Core Stability Exercises for Low Back Pain in Athletes: A Systematic Review of the Literature.
Kent J Stuber, Paul Bruno, Sandy Sajko, Jill A Hayden. Clinical Journal of Sport Medicine: Official Journal of the Canadian Academy of Sport Medicine 2014 March 20.
Expert Opinion and Controversies in Musculoskeletal and Sports Medicine: Core Stabilization as a Treatment for Low Back Pain.
Christopher J. Standaert, MD, Stanley A. Herring, MD. Department of Rehabilitation Medicine, Department of Orthopedic and Sports Medicine, and Department of Neurological Surgery, University of Washington, Seattle, WA. Archives of Physical Medicine and Rehabilitation Volume 88, Issue 12 , Pages 1734-1736, December 2007
Below are the conclusions from the two articles, one written in 2007 and the other was just published in March of this year.
- The quantity and quality of literature on the use of core stability exercises for treating LBP in athletes is low.
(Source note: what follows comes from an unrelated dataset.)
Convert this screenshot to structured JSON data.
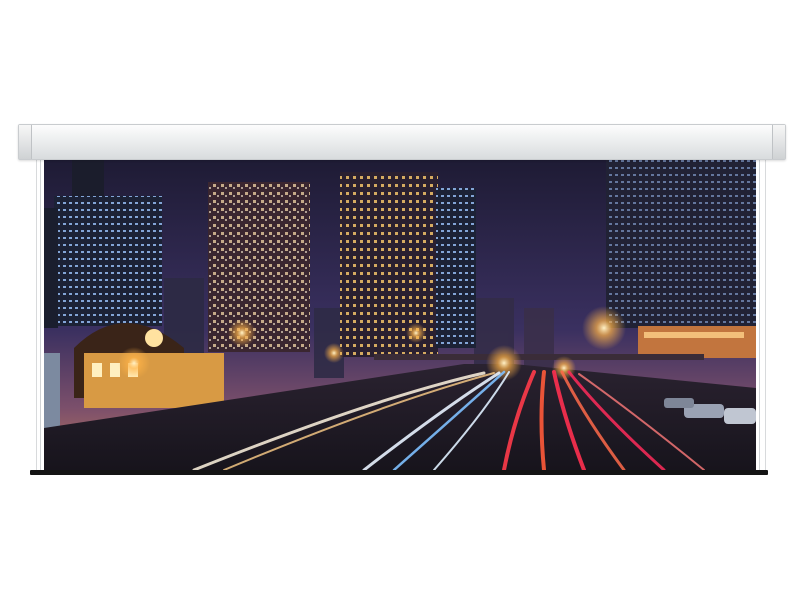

The existing evidence has been conducted on small and heterogeneous study populations using interventions that vary drastically with only mixed results and short-term follow-up. This precludes the formulation of strong conclusions, and additional high quality research is clearly needed.
- There are few prospective studies on patients with LBP, and there is even more limited discussion of the concepts of patient selection, dose-response, and long-term outcome associated with these approaches. There also is a significant lack of uniformity regarding the meaning of “core stabilization” and what therapeutic exercises may be most effective.
To sum up the authors conclusions there is currently no scientific evidence to support a program of ‘core stabilization” for low back pain. So what’s a person supposed to do? Just exercise. Do whatever you like and do it often. That is the current recommendation from the experts around the world. In other words, what the science tells us is that what you do is not as important as just doing something and preferably some form of exercise that you find enjoyable.